Merck’s HCV protease inhibitor boceprevir can be used safely and effective in people living with hepatitis C virus (HCV) with advanced fibrosis or cirrhosis, according to an analysis of data from two Phase III clinical trials reported Saturday, April 2, at the 46th annual meeting of the European Association for the Study of the Liver (EASL) in Berlin. To maximize the chance of a sustained virologic response (SVR)—a viral cure—it may be necessary to complete a full 48-week course of treatment, rather than stopping early based on encouraging early results.

Boceprevir, which is currently being reviewed for approval by the U.S. Food and Drug Administration, has been shown to increase SVR rates against difficult-to-treat genotype 1 HCV infection when used in combination with standard pegylated interferon/ribavirin (IFN/RBV). This was documented in the SPRINT-2 study involving people living with HCV starting therapy for the first time, as well as in RESPOND-2, which enrolled patients who didn’t respond or relapsed during previous treatment with IFN/RBV. 

At EASL, the SPRINT-2 and RESOND-2 researchers led by Savino Bruno, MD, of the Department of Internal Medicine at A.O. Fatebenefratelli e Oftalmico in Milan and his colleagues provided a closer look at boceprevir’s efficacy in a subset of patients included in both studies: those with advanced fibrosis or cirrhosis—a liver biopsy Metavir score of F3 or F4—who tend to be less likely to experience SVRs and more likely to experience debilitating side effects than those with less severe fibrosis.  

Both studies were similar in their design, with each trial comparing three treatment groups. All patients received four weeks of lead-in treatment of IFN/RBV alone. From there, one group in each study added boceprevir for a total of 24 weeks—those with undetectable viral loads through week 24 stopped treatment, whereas those with detectable virus continued IFN/RBV alone for the remainder of the 48-week studies (response-guided therapy). A second group in each study took boceprevir plus IFN/RBV for a total of 44 weeks. A third group in both studies took IFN/RBV, without boceprevir, for all 48 weeks of the trials.
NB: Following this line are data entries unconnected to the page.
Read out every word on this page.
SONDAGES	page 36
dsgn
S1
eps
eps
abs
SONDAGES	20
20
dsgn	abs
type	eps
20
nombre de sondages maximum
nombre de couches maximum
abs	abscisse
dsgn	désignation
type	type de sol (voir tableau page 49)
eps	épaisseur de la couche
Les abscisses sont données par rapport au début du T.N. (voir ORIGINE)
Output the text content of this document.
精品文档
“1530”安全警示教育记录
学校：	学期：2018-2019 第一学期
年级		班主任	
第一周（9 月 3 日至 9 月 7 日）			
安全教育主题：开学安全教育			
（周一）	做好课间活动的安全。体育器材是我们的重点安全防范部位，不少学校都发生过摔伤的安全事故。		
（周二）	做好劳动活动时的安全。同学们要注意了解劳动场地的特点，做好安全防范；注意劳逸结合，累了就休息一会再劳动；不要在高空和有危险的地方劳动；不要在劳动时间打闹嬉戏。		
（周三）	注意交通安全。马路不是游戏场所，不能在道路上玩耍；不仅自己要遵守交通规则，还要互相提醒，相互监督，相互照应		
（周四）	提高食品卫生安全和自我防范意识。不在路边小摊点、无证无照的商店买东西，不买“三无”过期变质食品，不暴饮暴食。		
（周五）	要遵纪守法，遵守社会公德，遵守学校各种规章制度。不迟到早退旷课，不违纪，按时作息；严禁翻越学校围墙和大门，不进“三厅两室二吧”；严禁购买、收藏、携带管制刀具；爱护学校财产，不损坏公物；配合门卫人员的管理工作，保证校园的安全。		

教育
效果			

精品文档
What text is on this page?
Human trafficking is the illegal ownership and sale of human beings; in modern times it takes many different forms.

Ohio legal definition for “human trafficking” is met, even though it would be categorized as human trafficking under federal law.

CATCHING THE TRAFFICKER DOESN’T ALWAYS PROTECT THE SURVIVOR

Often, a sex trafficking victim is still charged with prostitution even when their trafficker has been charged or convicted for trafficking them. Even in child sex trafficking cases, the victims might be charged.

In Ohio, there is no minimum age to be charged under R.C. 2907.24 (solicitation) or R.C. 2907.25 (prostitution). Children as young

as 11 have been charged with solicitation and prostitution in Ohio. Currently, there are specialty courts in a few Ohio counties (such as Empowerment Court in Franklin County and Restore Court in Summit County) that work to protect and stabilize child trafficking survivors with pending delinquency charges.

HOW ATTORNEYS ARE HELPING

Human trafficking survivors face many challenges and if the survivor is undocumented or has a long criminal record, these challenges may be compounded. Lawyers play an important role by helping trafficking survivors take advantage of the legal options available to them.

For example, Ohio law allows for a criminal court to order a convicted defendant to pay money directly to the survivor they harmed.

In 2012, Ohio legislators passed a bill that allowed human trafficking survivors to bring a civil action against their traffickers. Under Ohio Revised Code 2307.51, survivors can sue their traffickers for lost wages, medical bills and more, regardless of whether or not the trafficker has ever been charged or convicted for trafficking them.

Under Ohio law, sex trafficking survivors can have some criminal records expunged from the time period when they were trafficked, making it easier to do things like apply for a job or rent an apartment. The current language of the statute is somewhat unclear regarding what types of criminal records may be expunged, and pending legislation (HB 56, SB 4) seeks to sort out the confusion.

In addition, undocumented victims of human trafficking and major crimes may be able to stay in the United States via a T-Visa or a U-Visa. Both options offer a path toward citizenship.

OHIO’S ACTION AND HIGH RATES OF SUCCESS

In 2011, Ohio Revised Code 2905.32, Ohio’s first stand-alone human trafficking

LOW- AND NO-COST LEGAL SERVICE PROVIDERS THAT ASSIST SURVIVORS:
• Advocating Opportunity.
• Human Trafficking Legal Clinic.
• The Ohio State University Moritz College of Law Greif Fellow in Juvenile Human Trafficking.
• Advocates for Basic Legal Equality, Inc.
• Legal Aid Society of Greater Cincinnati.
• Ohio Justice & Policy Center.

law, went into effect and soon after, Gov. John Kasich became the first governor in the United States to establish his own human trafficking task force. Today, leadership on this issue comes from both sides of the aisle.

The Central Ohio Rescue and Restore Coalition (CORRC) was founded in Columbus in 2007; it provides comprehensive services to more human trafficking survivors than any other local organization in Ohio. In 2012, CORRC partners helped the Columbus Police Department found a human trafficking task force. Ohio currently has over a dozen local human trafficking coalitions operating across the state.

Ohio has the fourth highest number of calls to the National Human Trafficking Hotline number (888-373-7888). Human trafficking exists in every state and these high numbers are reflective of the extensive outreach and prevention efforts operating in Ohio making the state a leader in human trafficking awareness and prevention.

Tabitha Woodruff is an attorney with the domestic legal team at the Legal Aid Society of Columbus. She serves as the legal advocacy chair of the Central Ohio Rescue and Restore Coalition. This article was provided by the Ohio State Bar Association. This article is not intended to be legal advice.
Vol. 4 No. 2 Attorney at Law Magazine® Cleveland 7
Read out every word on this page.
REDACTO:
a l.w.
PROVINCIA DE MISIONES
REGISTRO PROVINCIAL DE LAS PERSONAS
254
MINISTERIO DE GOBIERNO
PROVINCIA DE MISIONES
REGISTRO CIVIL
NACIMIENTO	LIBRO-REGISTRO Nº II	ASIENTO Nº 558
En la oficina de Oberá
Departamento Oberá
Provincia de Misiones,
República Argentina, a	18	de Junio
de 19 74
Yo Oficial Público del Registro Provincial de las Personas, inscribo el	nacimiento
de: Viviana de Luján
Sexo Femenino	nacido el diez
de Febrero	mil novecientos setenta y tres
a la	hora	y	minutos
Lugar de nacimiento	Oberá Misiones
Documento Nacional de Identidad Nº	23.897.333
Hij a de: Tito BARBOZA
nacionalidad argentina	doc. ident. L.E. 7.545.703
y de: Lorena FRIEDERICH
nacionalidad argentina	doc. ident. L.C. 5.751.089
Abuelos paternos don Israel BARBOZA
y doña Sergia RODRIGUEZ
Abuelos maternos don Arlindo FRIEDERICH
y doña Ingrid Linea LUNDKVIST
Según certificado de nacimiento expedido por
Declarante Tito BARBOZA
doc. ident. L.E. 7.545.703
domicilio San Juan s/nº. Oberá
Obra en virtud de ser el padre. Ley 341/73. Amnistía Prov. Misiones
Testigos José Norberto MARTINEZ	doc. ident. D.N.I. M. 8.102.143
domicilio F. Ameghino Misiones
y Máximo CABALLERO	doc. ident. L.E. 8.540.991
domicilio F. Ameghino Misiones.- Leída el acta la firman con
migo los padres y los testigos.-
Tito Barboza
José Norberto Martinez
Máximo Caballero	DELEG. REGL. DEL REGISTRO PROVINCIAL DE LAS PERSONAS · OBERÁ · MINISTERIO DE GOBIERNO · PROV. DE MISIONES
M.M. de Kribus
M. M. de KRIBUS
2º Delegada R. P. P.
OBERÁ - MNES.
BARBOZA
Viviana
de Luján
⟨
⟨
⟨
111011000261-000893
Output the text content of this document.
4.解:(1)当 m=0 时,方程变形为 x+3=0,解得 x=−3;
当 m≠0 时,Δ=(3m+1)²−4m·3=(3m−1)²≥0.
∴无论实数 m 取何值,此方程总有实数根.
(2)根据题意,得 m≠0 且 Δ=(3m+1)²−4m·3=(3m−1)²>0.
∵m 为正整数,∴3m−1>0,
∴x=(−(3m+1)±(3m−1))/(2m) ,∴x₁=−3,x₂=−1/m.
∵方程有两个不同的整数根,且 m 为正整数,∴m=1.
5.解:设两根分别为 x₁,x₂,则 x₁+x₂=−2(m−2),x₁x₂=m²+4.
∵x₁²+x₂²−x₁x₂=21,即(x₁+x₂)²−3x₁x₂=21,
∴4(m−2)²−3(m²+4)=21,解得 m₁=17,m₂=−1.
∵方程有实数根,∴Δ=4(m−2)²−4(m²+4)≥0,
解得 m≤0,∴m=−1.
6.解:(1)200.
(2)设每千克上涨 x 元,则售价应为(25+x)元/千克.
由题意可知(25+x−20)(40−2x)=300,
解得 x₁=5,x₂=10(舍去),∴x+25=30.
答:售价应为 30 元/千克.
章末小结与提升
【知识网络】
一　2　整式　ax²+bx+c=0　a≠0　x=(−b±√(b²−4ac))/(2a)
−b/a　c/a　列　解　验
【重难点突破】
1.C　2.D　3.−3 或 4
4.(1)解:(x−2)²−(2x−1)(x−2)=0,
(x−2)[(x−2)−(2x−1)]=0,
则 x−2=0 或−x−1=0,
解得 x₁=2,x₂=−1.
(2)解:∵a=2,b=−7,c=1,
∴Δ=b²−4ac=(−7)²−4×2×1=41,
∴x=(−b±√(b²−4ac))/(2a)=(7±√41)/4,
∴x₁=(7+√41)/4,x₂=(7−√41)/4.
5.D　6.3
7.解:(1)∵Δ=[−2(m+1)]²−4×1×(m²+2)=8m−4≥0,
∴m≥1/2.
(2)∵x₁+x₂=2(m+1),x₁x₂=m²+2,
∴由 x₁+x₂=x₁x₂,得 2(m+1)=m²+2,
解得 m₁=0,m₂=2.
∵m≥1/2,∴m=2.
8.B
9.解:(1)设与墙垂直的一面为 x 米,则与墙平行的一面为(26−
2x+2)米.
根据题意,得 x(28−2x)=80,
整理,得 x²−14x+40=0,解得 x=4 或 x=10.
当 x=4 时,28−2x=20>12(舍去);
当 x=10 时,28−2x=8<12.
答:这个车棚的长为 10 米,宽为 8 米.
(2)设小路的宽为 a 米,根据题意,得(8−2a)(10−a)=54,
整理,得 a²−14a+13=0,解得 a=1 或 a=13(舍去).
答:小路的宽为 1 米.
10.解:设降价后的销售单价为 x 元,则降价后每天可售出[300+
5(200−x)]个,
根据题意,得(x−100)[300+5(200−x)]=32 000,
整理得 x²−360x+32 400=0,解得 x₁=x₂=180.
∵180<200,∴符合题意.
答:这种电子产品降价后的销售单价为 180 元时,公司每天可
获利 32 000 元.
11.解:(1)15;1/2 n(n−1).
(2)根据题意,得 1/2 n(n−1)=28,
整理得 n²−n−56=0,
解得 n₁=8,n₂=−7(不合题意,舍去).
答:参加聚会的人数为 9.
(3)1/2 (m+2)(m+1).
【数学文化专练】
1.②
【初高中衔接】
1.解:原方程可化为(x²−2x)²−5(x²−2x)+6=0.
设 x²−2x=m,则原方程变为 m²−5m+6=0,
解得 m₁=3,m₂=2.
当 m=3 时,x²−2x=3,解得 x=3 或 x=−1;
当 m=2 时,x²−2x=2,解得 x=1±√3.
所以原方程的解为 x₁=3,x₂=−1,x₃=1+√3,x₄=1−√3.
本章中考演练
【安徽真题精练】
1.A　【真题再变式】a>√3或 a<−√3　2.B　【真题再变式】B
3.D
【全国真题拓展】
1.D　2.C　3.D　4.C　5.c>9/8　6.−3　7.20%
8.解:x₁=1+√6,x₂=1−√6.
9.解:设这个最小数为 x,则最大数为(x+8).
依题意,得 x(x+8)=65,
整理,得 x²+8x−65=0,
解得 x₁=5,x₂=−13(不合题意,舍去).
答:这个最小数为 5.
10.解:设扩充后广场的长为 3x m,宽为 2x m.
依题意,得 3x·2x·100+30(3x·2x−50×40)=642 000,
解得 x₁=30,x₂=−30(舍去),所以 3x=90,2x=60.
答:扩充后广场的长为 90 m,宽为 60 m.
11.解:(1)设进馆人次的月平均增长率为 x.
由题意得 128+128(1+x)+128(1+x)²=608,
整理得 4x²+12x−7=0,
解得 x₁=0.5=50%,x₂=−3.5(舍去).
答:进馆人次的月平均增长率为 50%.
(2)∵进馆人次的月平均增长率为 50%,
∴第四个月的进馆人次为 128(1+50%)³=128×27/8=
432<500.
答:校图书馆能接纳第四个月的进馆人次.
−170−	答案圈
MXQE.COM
In SPRINT-2, 100 of the 1,100 patients enrolled had Metavir scores of F3 or F4. In RESPOND-2, a total of 78 of 400 patients enrolled had advanced fibrosis/cirrhosis. 

Boceprevir plus IFN/RBV was more effective than IFN/RBV alone in patients with advanced fibrosis or cirrhosis upon entering the studies. Compared with those who received IFN/RBV alone for the duration of the study, study volunteers with F3–F4 scores were more likely to have an SVR if they used boceprevir as part of their treatment combination. Among F3–F4 patients in SPRINT-2, 41 percent of patients who underwent response-guided therapy and 52 percent of patients who took boceprevir plus IFN/RBV for 44 weeks had an SVR, compared with 38 percent who took IFN/RBV alone for 48 weeks. In RESPOND-2, SVR rates were 44, 68 and 13 percent, respectively. 

The researchers noted, however, that patients with F3–F4 liver disease receiving boceprevir were less likely to experience an SVR, compared with their peers entering the studies with less pronounced fibrosis. Among first-time treatment takers for example, 67 percent of patients with a Metavir score of F0–F2 treated with either response-guided boceprevir or a full course of all three drugs experienced SVRs, compared with 41 to 52 percent of those with F3–F4 fibrosis/cirrhosis. 

Encouragingly, the safety profile of boceprevir combined with IFN/RBV was relatively similar in both F0–F2 and F3–F4 groups. Serious adverse events were documented in 11 percent of those with F0–F2 fibrosis, compared with 14 percent of those with advanced fibrosis/cirrhosis. The rates of side effects leading to treatment discontinuation were 13 percent and 12 percent, respectively. The rates of side effects leading to dose modifications were slightly higher in the F3–F4 group: 41 percent versus 35 percent. 

In conclusion, Bruno stressed that boceprevir plus IFN/RBV is both safe and effective in patients with a variety of treatment histories and advanced fibrosis or cirrhosis. However, he added, viral cure rates are lower compared with those with less advanced disease, and it may be necessary to further explore the optimal length of treatment when using boceprevir to treated patients with F3 or F4 fibrosis.